AW (talk)15:34, 20 June 2013

Minimizing the window puts the engine in max speed. Might affect skipped turn detection.

MN (talk)20:19, 20 June 2013
 

Yeah, speed is the only thing I can think of. You aren't doing any threading or anything like that, are you? Because it could be something like race conditions if you are. Where is the ArrayIndexOutOfBounds being thrown from? I suggest you do try/catch around all errors, and write them to disk so you can check them out later.

Also, avoid testing against Raiko (mini) if you can because it saves data. Rather test against RaikoMicro, or do something about that data-saving, like modifying Raiko or deleting the files each time.

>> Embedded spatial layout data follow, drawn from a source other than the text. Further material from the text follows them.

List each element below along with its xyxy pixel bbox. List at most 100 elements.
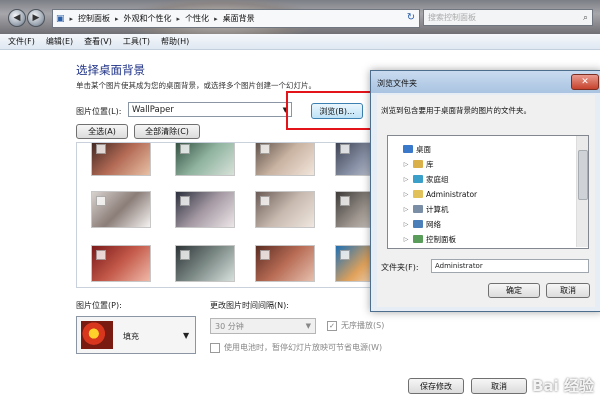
back-arrow-icon: ◀ <box>13 13 21 23</box>
wallpaper-thumbnail[interactable] <box>91 143 151 176</box>
breadcrumb-separator-icon: ▸ <box>214 14 218 23</box>
breadcrumb-separator-icon: ▸ <box>176 14 181 23</box>
wallpaper-thumbnail[interactable] <box>175 191 235 228</box>
wallpaper-thumbnail[interactable] <box>91 245 151 282</box>
tree-item[interactable]: ▷ 控制面板 <box>402 232 456 246</box>
dialog-instruction: 浏览到包含要用于桌面背景的图片的文件夹。 <box>381 106 531 115</box>
folder-icon <box>403 145 413 153</box>
menu-help[interactable]: 帮助(H) <box>161 36 189 47</box>
expand-arrow-icon[interactable]: ▷ <box>402 221 410 228</box>
control-panel-icon: ▣ <box>56 13 65 24</box>
tree-item-label: 网络 <box>426 219 441 229</box>
picture-position-label: 图片位置(P): <box>76 301 122 310</box>
position-preview-image <box>81 321 113 349</box>
folder-label: 文件夹(F): <box>381 263 419 272</box>
shuffle-checkbox[interactable]: ✓ <box>327 320 337 331</box>
menu-file[interactable]: 文件(F) <box>8 36 35 47</box>
forward-button[interactable]: ▶ <box>27 9 45 27</box>
expand-arrow-icon[interactable]: ▷ <box>402 161 410 168</box>
dialog-body: 浏览到包含要用于桌面背景的图片的文件夹。 桌面 ▷ 库 ▷ 家庭组 ▷ Administra… <box>377 95 595 307</box>
watermark: Bai 经验 <box>532 377 594 395</box>
clear-all-button[interactable]: 全部清除(C) <box>134 124 200 139</box>
refresh-icon[interactable]: ↻ <box>404 10 418 25</box>
browse-folder-dialog: 浏览文件夹 ✕ 浏览到包含要用于桌面背景的图片的文件夹。 桌面 ▷ 库 ▷ 家庭组 ▷ Ad… <box>370 70 600 312</box>
wallpaper-thumbnail[interactable] <box>255 191 315 228</box>
search-icon: ⌕ <box>582 12 588 23</box>
breadcrumb-separator-icon: ▸ <box>115 14 119 23</box>
expand-arrow-icon[interactable]: ▷ <box>402 236 410 243</box>
wallpaper-thumbnail[interactable] <box>91 191 151 228</box>
menu-view[interactable]: 查看(V) <box>84 36 112 47</box>
save-changes-button[interactable]: 保存修改 <box>408 378 464 394</box>
interval-value: 30 分钟 <box>215 321 244 331</box>
tree-item-label: 家庭组 <box>426 174 449 184</box>
expand-arrow-icon[interactable]: ▷ <box>402 191 410 198</box>
picture-location-value: WallPaper <box>132 104 174 115</box>
close-icon[interactable]: ✕ <box>571 74 599 90</box>
picture-location-select[interactable]: WallPaper ▼ <box>128 102 292 117</box>
expand-arrow-icon[interactable]: ▷ <box>402 176 410 183</box>
picture-position-value: 填充 <box>123 332 139 341</box>
battery-checkbox[interactable] <box>210 342 220 353</box>
cancel-button[interactable]: 取消 <box>471 378 527 394</box>
wallpaper-thumbnail[interactable] <box>335 245 370 282</box>
wallpaper-thumbnail[interactable] <box>175 143 235 176</box>
folder-icon <box>413 190 423 198</box>
tree-item[interactable]: ▷ 库 <box>402 157 434 171</box>
menu-tools[interactable]: 工具(T) <box>123 36 150 47</box>
wallpaper-thumbnail[interactable] <box>335 191 370 228</box>
menu-bar: 文件(F) 编辑(E) 查看(V) 工具(T) 帮助(H) <box>0 34 600 50</box>
chevron-down-icon: ▼ <box>183 331 190 340</box>
tree-item-label: Administrator <box>426 189 478 199</box>
tree-item-label: 库 <box>426 159 434 169</box>
wallpaper-thumbnail[interactable] <box>335 143 370 176</box>
picture-position-select[interactable]: 填充 ▼ <box>76 316 196 354</box>
tree-item-label: 控制面板 <box>426 234 456 244</box>
folder-tree: 桌面 ▷ 库 ▷ 家庭组 ▷ Administrator ▷ 计算机 ▷ 网络 ▷ 控制面板 <box>387 135 589 249</box>
select-all-button[interactable]: 全选(A) <box>76 124 128 139</box>
battery-option[interactable]: 使用电池时，暂停幻灯片放映可节省电源(W) <box>210 342 382 353</box>
breadcrumb-control-panel[interactable]: 控制面板 <box>75 13 113 24</box>
breadcrumb-personalization[interactable]: 个性化 <box>182 13 212 24</box>
picture-location-label: 图片位置(L): <box>76 107 122 116</box>
interval-label: 更改图片时间间隔(N): <box>210 301 289 310</box>
search-placeholder: 搜索控制面板 <box>428 13 476 22</box>
tree-scrollbar[interactable] <box>576 136 588 247</box>
tree-item-label: 桌面 <box>416 144 431 154</box>
search-input[interactable]: 搜索控制面板 ⌕ <box>423 9 593 26</box>
address-bar[interactable]: ▣ ▸ 控制面板 ▸ 外观和个性化 ▸ 个性化 ▸ 桌面背景 <box>52 9 420 28</box>
folder-icon <box>413 175 423 183</box>
wallpaper-gallery <box>76 142 371 288</box>
back-button[interactable]: ◀ <box>8 9 26 27</box>
dialog-cancel-button[interactable]: 取消 <box>546 283 590 298</box>
wallpaper-thumbnail[interactable] <box>175 245 235 282</box>
tree-item[interactable]: ▷ Administrator <box>402 187 477 201</box>
folder-icon <box>413 220 423 228</box>
tree-item-label: 计算机 <box>426 204 449 214</box>
shuffle-label: 无序播放(S) <box>341 321 385 330</box>
forward-arrow-icon: ▶ <box>32 13 40 23</box>
wallpaper-thumbnail[interactable] <box>255 143 315 176</box>
expand-arrow-icon[interactable]: ▷ <box>402 206 410 213</box>
interval-select[interactable]: 30 分钟 ▼ <box>210 318 316 334</box>
folder-icon <box>413 205 423 213</box>
folder-input[interactable]: Administrator <box>431 259 589 273</box>
page-title: 选择桌面背景 <box>76 63 145 77</box>
tree-item[interactable]: 桌面 <box>392 142 431 156</box>
breadcrumb-desktop-background[interactable]: 桌面背景 <box>220 13 258 24</box>
dialog-title: 浏览文件夹 <box>377 79 417 88</box>
breadcrumb-appearance[interactable]: 外观和个性化 <box>121 13 175 24</box>
tree-item[interactable]: ▷ 计算机 <box>402 202 449 216</box>
tree-item[interactable]: ▷ 家庭组 <box>402 172 449 186</box>
wallpaper-thumbnail[interactable] <box>255 245 315 282</box>
page-description: 单击某个图片使其成为您的桌面背景，或选择多个图片创建一个幻灯片。 <box>76 81 316 90</box>
ok-button[interactable]: 确定 <box>488 283 540 298</box>
breadcrumb-separator-icon: ▸ <box>69 14 74 23</box>
menu-edit[interactable]: 编辑(E) <box>46 36 73 47</box>
shuffle-option[interactable]: ✓ 无序播放(S) <box>327 320 384 331</box>
folder-icon <box>413 235 423 243</box>
tree-item[interactable]: ▷ 网络 <box>402 217 441 231</box>
folder-icon <box>413 160 423 168</box>
scrollbar-thumb[interactable] <box>578 150 588 200</box>
chevron-down-icon: ▼ <box>305 322 311 330</box>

Skilgannon (talk)10:56, 21 June 2013
 

Yeah, from experience I know the CPU being pushed will cause more skipped turns, though you get the impression it should be immune to that. I usually attribute it to the CPU measurement being inaccurate and the high load exacerbating it somehow. You'll also skip more turns against a CPU heavy opponent.

One interesting thing I've found with BerryBots is that when I'm drawing graphics, bots take about twice as much CPU time. I've guessed it has to do with memory or CPU cache misses increasing when it's switching between robot code and graphics code. I could imagine a similar change in cache behavior when a CPU starts experiencing high load - maybe the Robocode engine code is what stays cached in that case and so your bot takes longer. But I'm just speculating and don't really know that much about CPU cache behavior.

Voidious (talk)16:26, 21 June 2013

Well, I'm not entirely certain and I don't want to spread false information, so we'll just wait until Rednaxela fills us in...

Regarding my problem, it was indeed related to skipped turns. I have a record of the enemy's positions and I use it to check the wave intersection with the enemy robot after I retroactively set the bullet powers. Skipped turns caused me to miss the entries on some turns, resulting in the OutOfBoundsException.

But this led me to think of another question. In PIF guns, how do you deal with the end of a round. Do your logs just jump to the next round or do you keep separate logs for each round or what?

Thanks for the help!

AW (talk)17:14, 21 June 2013

Any PIFs that hit the end of the round I discard. I pull a bigger cluster than I need and just do the first N that work.

Skilgannon (talk)19:42, 21 June 2013
 

Keeping separate logs for each round is more accurate, but with bigger codesize as well.